Center: Where should the 1718 mission stand? Branches: water & rivers · farmland & soil · defense & the presidio · trade routes · the Caddo & Coahuiltecan peoples & their wishes · rivals (France) · faith & the friars · whether to build at all. Mark threads you will encourage and any you will redirect (keep it professional and age-appropriate — relevant, not inflammatory).
A note on portraying American Indian peoples
🪶 The Caddo, Coahuiltecan, and other nations were peoples with their own governments, economies, and homelands — not background. Portray them respectfully and as decision-makers with their own interests: a mission could only stand where the people of the land allowed it. In the debrief, name honestly that Spanish settlement brought disease and lasting loss of land and ways of life. Keep it factual and age-appropriate; center the decision on water, land, defense, trade, and relationships.
Pre-planning · Curriculum Map (problem → TEKS)
If students investigate…
They are working toward…
the ways of life & organization of American Indian peoples in Texas
§113.15(c)(1)(B–D), (c)(9)(A), (c)(12)(A)
why Spain explored & settled; where & why missions were built
§113.15(c)(2)(A–C)
physical regions, rivers & how geography shaped settlement
§113.15(c)(6)(A–B), (c)(7)(A–B)
adapting to & modifying the environment
§113.15(c)(8)(A–C)
using and questioning sources; points of view; claim + evidence
§113.15(c)(19)(A–B)
defining the problem, weighing options, choosing & evaluating a solution
§113.15(c)(22)(B)
Suggested pacing (5–8 class periods)
Period 1: Surface — vocabulary sort + jigsaw.

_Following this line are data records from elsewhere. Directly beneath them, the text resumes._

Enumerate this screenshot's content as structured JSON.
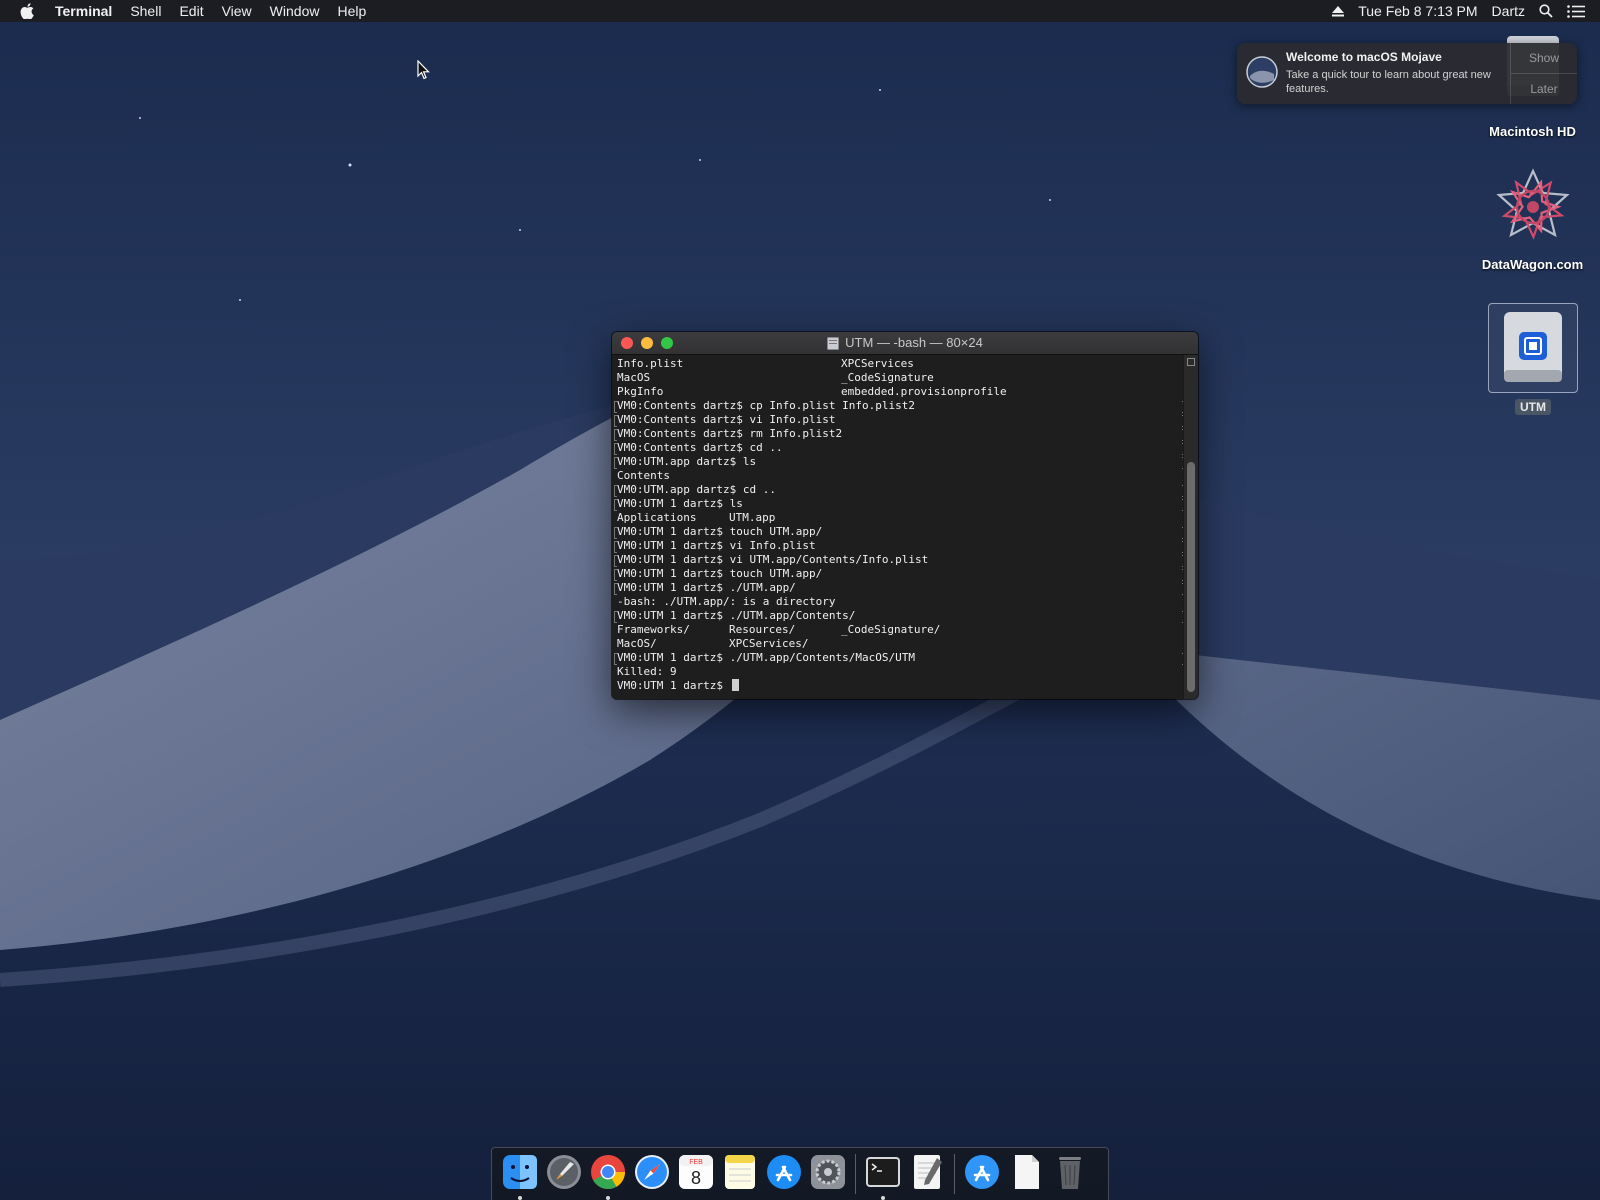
{
  "menubar": {
    "app_name": "Terminal",
    "items": [
      "Shell",
      "Edit",
      "View",
      "Window",
      "Help"
    ],
    "datetime": "Tue Feb 8  7:13 PM",
    "user": "Dartz"
  },
  "notification": {
    "title": "Welcome to macOS Mojave",
    "text": "Take a quick tour to learn about great new features.",
    "show_label": "Show",
    "later_label": "Later"
  },
  "desktop": {
    "macintosh_hd": "Macintosh HD",
    "datawagon": "DataWagon.com",
    "utm": "UTM"
  },
  "terminal": {
    "title": "UTM — -bash — 80×24",
    "lines": [
      {
        "col1": "Info.plist",
        "col2": "XPCServices",
        "cmd": false
      },
      {
        "col1": "MacOS",
        "col2": "_CodeSignature",
        "cmd": false
      },
      {
        "col1": "PkgInfo",
        "col2": "embedded.provisionprofile",
        "cmd": false
      },
      {
        "col1": "VM0:Contents dartz$ cp Info.plist Info.plist2",
        "cmd": true
      },
      {
        "col1": "VM0:Contents dartz$ vi Info.plist",
        "cmd": true
      },
      {
        "col1": "VM0:Contents dartz$ rm Info.plist2",
        "cmd": true
      },
      {
        "col1": "VM0:Contents dartz$ cd ..",
        "cmd": true
      },
      {
        "col1": "VM0:UTM.app dartz$ ls",
        "cmd": true
      },
      {
        "col1": "Contents",
        "cmd": false
      },
      {
        "col1": "VM0:UTM.app dartz$ cd ..",
        "cmd": true
      },
      {
        "col1": "VM0:UTM 1 dartz$ ls",
        "cmd": true
      },
      {
        "col1": "Applications",
        "colmid": "UTM.app",
        "cmd": false
      },
      {
        "col1": "VM0:UTM 1 dartz$ touch UTM.app/",
        "cmd": true
      },
      {
        "col1": "VM0:UTM 1 dartz$ vi Info.plist",
        "cmd": true
      },
      {
        "col1": "VM0:UTM 1 dartz$ vi UTM.app/Contents/Info.plist",
        "cmd": true
      },
      {
        "col1": "VM0:UTM 1 dartz$ touch UTM.app/",
        "cmd": true
      },
      {
        "col1": "VM0:UTM 1 dartz$ ./UTM.app/",
        "cmd": true
      },
      {
        "col1": "-bash: ./UTM.app/: is a directory",
        "cmd": false
      },
      {
        "col1": "VM0:UTM 1 dartz$ ./UTM.app/Contents/",
        "cmd": true
      },
      {
        "col1": "Frameworks/",
        "colmid": "Resources/",
        "col2": "_CodeSignature/",
        "cmd": false
      },
      {
        "col1": "MacOS/",
        "colmid": "XPCServices/",
        "cmd": false
      },
      {
        "col1": "VM0:UTM 1 dartz$ ./UTM.app/Contents/MacOS/UTM",
        "cmd": true
      },
      {
        "col1": "Killed: 9",
        "cmd": false
      },
      {
        "col1": "VM0:UTM 1 dartz$ ",
        "cmd": false,
        "prompt": true
      }
    ]
  },
  "dock": {
    "items": [
      {
        "icon": "finder-icon",
        "running": true
      },
      {
        "icon": "launchpad-icon",
        "running": false
      },
      {
        "icon": "chrome-icon",
        "running": true
      },
      {
        "icon": "safari-icon",
        "running": false
      },
      {
        "icon": "calendar-icon",
        "running": false,
        "month": "FEB",
        "day": "8"
      },
      {
        "icon": "notes-icon",
        "running": false
      },
      {
        "icon": "app-store-icon",
        "running": false
      },
      {
        "icon": "system-preferences-icon",
        "running": false
      },
      {
        "separator": true
      },
      {
        "icon": "terminal-icon",
        "running": true
      },
      {
        "icon": "textedit-icon",
        "running": false
      },
      {
        "separator": true
      },
      {
        "icon": "app-store-folder-icon",
        "running": false
      },
      {
        "icon": "documents-icon",
        "running": false
      },
      {
        "icon": "trash-icon",
        "running": false
      }
    ]
  }
}
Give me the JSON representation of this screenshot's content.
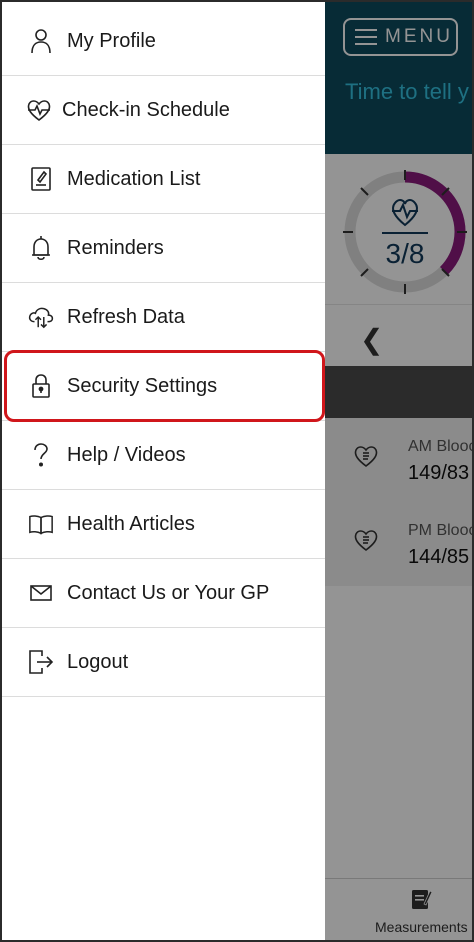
{
  "drawer": {
    "items": [
      {
        "label": "My Profile",
        "icon": "person-icon"
      },
      {
        "label": "Check-in Schedule",
        "icon": "heartbeat-icon"
      },
      {
        "label": "Medication List",
        "icon": "medication-list-icon"
      },
      {
        "label": "Reminders",
        "icon": "bell-icon"
      },
      {
        "label": "Refresh Data",
        "icon": "cloud-refresh-icon"
      },
      {
        "label": "Security Settings",
        "icon": "lock-icon"
      },
      {
        "label": "Help / Videos",
        "icon": "question-icon"
      },
      {
        "label": "Health Articles",
        "icon": "book-icon"
      },
      {
        "label": "Contact Us or Your GP",
        "icon": "envelope-icon"
      },
      {
        "label": "Logout",
        "icon": "logout-icon"
      }
    ],
    "highlighted_item": "Security Settings",
    "highlight_color": "#d0161b"
  },
  "background_app": {
    "menu_button_label": "MENU",
    "prompt_text": "Time to tell y doing",
    "progress": {
      "completed": 3,
      "total": 8,
      "label": "3/8"
    },
    "readings": [
      {
        "label": "AM Blooc",
        "value": "149/83"
      },
      {
        "label": "PM Blooc",
        "value": "144/85"
      }
    ],
    "bottom_tab_label": "Measurements"
  },
  "colors": {
    "header": "#0d4a5e",
    "prompt": "#35c2e0",
    "progress_arc": "#8a1a7c",
    "progress_track": "#dcdcdc"
  }
}
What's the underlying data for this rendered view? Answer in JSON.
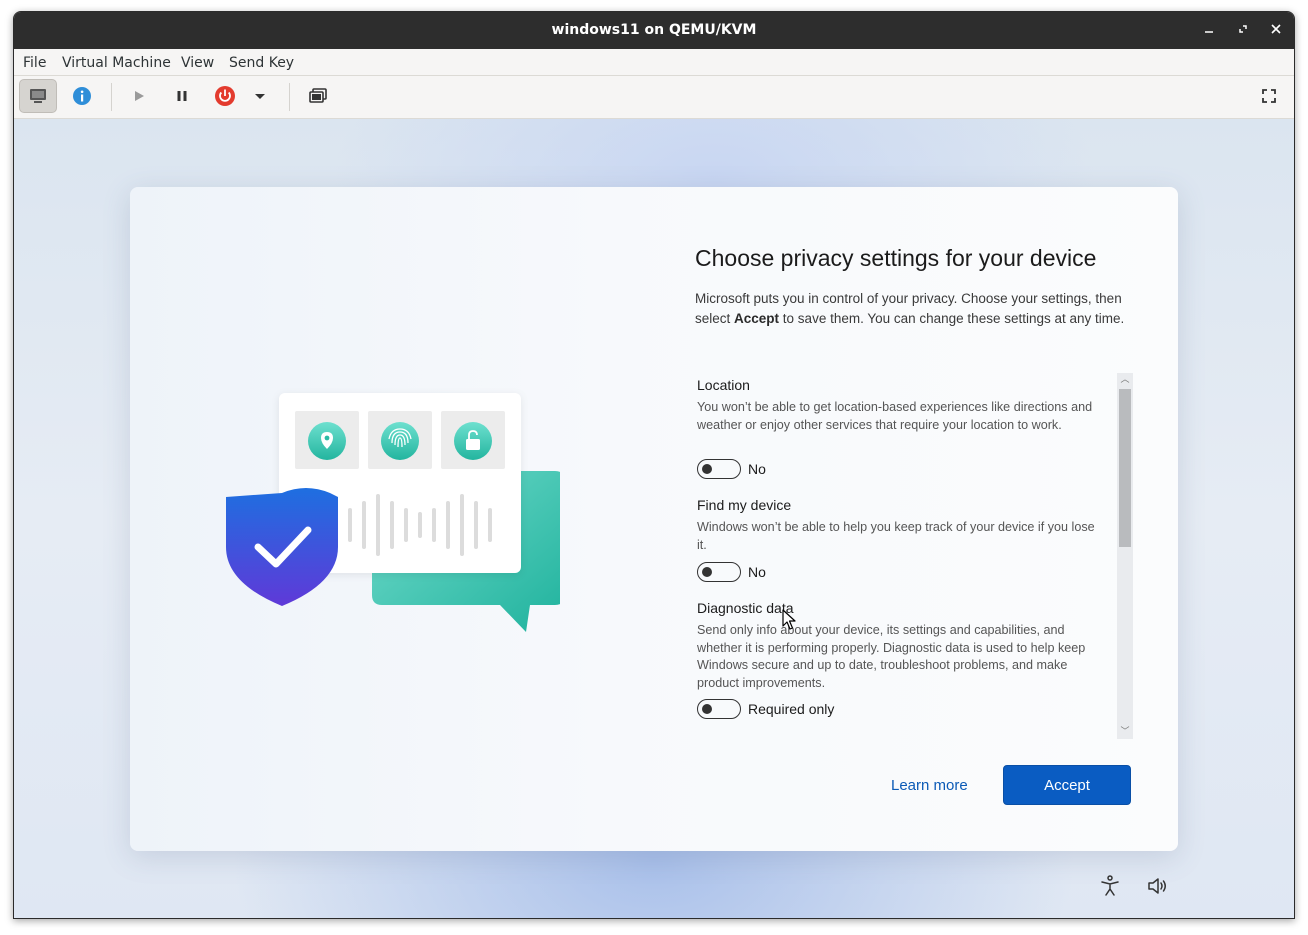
{
  "window": {
    "title": "windows11 on QEMU/KVM",
    "controls": {
      "minimize": "–",
      "restore": "⤢",
      "close": "✕"
    }
  },
  "menubar": {
    "items": [
      "File",
      "Virtual Machine",
      "View",
      "Send Key"
    ]
  },
  "toolbar": {
    "buttons": [
      "display-console",
      "details-info",
      "run",
      "pause",
      "shutdown",
      "shutdown-menu",
      "snapshots",
      "fullscreen"
    ],
    "colors": {
      "info": "#2f8ed8",
      "shutdown": "#e33b2e"
    }
  },
  "setup": {
    "heading": "Choose privacy settings for your device",
    "intro_before": "Microsoft puts you in control of your privacy. Choose your settings, then select ",
    "intro_bold": "Accept",
    "intro_after": " to save them. You can change these settings at any time.",
    "settings": [
      {
        "title": "Location",
        "description": "You won’t be able to get location-based experiences like directions and weather or enjoy other services that require your location to work.",
        "value": "No"
      },
      {
        "title": "Find my device",
        "description": "Windows won’t be able to help you keep track of your device if you lose it.",
        "value": "No"
      },
      {
        "title": "Diagnostic data",
        "description": "Send only info about your device, its settings and capabilities, and whether it is performing properly. Diagnostic data is used to help keep Windows secure and up to date, troubleshoot problems, and make product improvements.",
        "value": "Required only"
      }
    ],
    "learn_more": "Learn more",
    "accept": "Accept",
    "accent_color": "#0a5cc2"
  },
  "system_icons": [
    "accessibility-icon",
    "volume-icon"
  ]
}
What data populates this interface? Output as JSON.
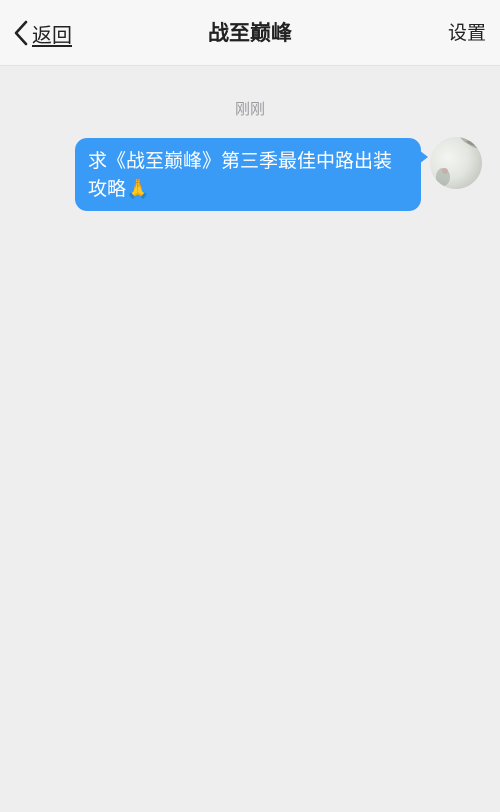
{
  "navbar": {
    "back_label": "返回",
    "title": "战至巅峰",
    "settings_label": "设置"
  },
  "chat": {
    "timestamp": "刚刚",
    "messages": [
      {
        "sender": "me",
        "text": "求《战至巅峰》第三季最佳中路出装攻略🙏"
      }
    ]
  },
  "colors": {
    "bubble": "#3a9bf7",
    "background": "#eeeeef",
    "navbar": "#f7f7f8"
  },
  "icons": {
    "back": "chevron-left-icon"
  }
}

Period 2: Surface map work → Deep site-factors concept map.
Period 3: Deep — primary/secondary sources + warm-up argument.
Period 4: Transfer — Meet the Problem, roles, Hunches/Know/Need-to-Know.
Periods 5–6: Transfer — inquiry & investigation.
Periods 7–8: Transfer — build, present, and debrief the 8-part brief.
Facilitation prompts (keep these handy)
“What in the story makes you say that?”
“Where could we find that out? Which source?”
“How do you know — is that a fact or a guess?”
“Whose point of view are we missing — did we ask the people already living there?”
“What are the advantages and disadvantages of that site?”
“How would you know if your solution actually worked?”
Suggested public-domain / vetted sources
Confirm access through your district's approved catalog before class. Vetted, free starting points:
⚠️ Keep sources grade-appropriate and community-appropriate. This unit studies mission-building as history and as a problem-solving process — relevant and respectful, never inflammatory. Students' outside research should use tools your district already vets.